Então, não creio que devemos fazer disso um caminho para execrar as Forças Armadas. De maneira nenhuma. É o que chamo de datas nacionais. Alguns são contra; e outros, a favor. Merecem ser lembradas e tirar as lições da controvérsia, mas, sobretudo, tirar dali algumas questões basilares da nacionalidade; entre elas, a democracia. Nenhuma ditadura, por mais que tenha tido elementos positivos, como ocorreu no Estado Novo, como ocorreu no regime militar, pode justificar a liquidação, a morte das liberdades públicas ou das liberdades individuais. Mas nada justifica também fazer uma espécie de demonização das pessoas que dali participaram, de proibir as pessoas de manifestar opiniões diversas e de ressaltar alguns aspectos ou outros aspectos. Falo isso muito à vontade, porque nós já nos preparamos para um momento novo no Brasil. O presidente Lula reassumindo, com a grandeza que ele teve em seu primeiro governo, em seu segundo governo, e o governo da companheira Dilma, que nunca tiveram como meta dos seus governos um embate com as Forças Armadas, desarmar o Brasil. Pelo contrário, foi ali que houve uma valorização das carreiras militares, que houve também um fortalecimento da nossa Aeronáutica, da nossa polícia judicial, enfim, das Forças Armadas em geral.

Portanto fica aqui: hoje, 31 de março, é um dia da democracia, em todos os sentidos.
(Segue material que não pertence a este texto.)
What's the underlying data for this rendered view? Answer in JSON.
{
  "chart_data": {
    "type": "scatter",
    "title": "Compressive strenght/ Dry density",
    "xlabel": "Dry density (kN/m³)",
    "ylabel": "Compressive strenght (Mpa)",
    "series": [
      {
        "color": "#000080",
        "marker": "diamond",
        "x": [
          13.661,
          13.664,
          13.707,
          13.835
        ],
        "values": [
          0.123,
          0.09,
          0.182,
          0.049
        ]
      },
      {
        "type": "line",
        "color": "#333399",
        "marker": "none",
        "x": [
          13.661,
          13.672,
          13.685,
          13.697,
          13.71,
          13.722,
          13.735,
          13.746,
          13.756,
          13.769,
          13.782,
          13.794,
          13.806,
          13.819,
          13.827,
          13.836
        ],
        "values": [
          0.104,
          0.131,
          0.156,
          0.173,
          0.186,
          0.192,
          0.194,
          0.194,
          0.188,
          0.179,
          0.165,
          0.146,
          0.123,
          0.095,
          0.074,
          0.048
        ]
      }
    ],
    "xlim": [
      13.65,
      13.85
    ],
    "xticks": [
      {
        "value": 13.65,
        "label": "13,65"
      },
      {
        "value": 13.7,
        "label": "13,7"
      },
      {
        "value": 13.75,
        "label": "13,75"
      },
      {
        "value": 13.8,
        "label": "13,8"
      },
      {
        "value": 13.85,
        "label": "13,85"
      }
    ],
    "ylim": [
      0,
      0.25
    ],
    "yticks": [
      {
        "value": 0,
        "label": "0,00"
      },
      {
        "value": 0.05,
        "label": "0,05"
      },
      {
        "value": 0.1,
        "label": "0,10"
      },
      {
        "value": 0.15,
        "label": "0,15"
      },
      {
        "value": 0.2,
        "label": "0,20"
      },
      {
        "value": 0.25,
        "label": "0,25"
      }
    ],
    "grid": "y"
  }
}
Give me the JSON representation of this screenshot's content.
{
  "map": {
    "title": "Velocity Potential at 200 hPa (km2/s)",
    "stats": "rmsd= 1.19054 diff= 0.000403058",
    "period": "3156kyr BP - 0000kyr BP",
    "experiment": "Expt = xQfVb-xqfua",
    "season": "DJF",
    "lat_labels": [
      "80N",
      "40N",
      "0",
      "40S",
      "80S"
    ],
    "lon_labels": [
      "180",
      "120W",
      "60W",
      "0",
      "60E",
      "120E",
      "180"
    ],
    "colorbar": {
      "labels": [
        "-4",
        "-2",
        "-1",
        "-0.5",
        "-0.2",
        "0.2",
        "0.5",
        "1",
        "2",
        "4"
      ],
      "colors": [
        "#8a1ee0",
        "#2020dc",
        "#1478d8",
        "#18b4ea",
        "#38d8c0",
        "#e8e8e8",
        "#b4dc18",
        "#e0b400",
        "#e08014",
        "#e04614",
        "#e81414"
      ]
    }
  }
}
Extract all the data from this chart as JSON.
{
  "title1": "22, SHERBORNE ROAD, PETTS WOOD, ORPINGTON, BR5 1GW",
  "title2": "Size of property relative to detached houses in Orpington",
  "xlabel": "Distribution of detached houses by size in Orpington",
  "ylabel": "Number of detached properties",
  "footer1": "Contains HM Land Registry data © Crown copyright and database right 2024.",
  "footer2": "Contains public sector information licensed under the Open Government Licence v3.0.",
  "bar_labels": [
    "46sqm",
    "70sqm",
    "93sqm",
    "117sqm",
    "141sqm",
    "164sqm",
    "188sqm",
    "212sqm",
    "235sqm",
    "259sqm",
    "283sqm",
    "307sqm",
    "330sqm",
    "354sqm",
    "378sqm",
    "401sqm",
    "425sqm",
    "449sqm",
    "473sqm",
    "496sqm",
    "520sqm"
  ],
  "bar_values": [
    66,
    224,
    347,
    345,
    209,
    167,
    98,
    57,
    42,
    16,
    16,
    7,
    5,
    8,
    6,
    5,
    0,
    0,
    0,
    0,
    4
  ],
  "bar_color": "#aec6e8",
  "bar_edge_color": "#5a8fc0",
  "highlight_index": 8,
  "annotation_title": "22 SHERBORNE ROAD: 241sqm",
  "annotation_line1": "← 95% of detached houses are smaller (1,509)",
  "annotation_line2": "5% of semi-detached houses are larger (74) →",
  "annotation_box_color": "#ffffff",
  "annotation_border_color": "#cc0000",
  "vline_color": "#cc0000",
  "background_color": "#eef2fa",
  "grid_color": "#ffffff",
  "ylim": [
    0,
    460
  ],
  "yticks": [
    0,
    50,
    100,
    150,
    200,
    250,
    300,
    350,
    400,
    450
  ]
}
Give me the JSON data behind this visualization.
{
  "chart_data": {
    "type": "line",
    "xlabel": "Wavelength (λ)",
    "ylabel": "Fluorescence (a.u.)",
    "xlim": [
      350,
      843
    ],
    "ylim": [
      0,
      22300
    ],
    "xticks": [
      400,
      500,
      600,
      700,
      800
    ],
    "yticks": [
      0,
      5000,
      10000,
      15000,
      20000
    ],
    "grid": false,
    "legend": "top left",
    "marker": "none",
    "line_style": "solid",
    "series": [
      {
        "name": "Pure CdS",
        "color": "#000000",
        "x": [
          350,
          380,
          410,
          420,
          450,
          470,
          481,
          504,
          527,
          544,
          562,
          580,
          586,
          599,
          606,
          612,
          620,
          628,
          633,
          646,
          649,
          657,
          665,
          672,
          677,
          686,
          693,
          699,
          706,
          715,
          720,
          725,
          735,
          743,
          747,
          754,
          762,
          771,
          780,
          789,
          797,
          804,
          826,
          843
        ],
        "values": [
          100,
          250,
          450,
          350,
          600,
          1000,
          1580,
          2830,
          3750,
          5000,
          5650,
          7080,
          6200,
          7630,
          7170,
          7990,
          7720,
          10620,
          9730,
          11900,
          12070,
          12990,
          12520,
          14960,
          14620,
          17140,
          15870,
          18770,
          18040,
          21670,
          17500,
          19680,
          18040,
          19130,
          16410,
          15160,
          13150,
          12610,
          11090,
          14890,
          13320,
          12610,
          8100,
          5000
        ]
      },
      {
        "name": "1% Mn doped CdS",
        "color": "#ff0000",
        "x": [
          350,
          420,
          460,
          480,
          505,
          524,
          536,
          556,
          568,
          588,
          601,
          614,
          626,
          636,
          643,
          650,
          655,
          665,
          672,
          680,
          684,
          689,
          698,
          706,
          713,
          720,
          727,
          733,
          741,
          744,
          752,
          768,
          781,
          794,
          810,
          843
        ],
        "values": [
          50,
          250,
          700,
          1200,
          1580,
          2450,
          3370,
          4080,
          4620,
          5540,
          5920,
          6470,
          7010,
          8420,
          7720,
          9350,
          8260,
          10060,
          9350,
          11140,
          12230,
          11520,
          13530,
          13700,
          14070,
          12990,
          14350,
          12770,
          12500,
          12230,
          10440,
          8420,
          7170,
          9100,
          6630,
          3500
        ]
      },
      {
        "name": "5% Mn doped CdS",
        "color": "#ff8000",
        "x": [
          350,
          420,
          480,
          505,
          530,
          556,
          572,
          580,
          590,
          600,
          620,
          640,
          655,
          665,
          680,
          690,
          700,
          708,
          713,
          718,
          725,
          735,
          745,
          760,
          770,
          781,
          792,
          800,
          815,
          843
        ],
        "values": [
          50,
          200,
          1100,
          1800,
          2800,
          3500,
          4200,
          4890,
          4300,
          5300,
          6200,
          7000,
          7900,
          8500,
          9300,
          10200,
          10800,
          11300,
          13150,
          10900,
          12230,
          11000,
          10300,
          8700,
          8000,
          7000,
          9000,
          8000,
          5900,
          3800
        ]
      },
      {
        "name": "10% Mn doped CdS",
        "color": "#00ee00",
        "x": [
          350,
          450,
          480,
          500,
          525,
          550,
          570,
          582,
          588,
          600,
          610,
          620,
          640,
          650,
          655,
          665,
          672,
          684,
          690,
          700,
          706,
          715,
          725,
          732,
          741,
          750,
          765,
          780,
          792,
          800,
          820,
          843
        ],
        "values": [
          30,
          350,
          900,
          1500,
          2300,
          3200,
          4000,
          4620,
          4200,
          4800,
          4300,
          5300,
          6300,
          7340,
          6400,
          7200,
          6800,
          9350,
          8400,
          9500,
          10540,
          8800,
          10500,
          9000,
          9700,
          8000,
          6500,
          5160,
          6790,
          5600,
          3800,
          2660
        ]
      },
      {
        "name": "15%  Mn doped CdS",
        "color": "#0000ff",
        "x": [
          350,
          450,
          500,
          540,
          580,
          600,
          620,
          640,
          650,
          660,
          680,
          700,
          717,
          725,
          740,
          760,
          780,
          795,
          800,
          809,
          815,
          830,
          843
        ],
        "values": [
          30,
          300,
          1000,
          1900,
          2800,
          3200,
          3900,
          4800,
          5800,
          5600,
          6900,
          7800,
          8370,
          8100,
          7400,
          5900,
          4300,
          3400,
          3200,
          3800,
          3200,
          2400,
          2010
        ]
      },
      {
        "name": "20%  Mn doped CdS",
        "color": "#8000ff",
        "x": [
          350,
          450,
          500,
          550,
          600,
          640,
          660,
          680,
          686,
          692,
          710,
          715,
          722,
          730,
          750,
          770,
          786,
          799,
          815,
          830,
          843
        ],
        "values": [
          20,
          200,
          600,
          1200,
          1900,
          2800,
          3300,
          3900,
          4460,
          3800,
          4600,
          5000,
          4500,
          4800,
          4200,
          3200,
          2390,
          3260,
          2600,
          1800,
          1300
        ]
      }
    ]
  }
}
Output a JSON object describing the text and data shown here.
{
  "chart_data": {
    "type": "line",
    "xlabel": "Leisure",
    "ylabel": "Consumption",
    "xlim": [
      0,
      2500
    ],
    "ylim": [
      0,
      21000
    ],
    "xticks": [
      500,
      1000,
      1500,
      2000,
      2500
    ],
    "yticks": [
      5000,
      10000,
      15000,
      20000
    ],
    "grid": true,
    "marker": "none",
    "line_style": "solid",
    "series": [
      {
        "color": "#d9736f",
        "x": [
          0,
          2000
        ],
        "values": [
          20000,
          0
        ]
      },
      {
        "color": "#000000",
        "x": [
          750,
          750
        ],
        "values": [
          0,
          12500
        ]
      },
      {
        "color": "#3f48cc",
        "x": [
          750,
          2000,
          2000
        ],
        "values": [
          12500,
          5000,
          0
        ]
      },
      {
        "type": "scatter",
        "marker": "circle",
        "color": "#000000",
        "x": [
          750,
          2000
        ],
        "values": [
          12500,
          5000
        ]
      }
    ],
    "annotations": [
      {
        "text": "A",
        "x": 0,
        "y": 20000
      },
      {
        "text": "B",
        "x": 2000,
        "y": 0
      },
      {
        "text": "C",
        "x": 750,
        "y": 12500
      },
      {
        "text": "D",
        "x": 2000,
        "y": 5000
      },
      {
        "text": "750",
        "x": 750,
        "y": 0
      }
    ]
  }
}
Que opiniões divergentes apareçam, mas sobretudo que haja uma afirmação única de todos os brasileiros em defesa da Constituição. Isto está também no manifesto dos comandantes Militares de hoje: defesa da Constituição daqui para frente, defesa das leis, defesa das liberdades, defesa da hegemonia do povo na definição dos rumos de nosso Brasil. Tenho dito.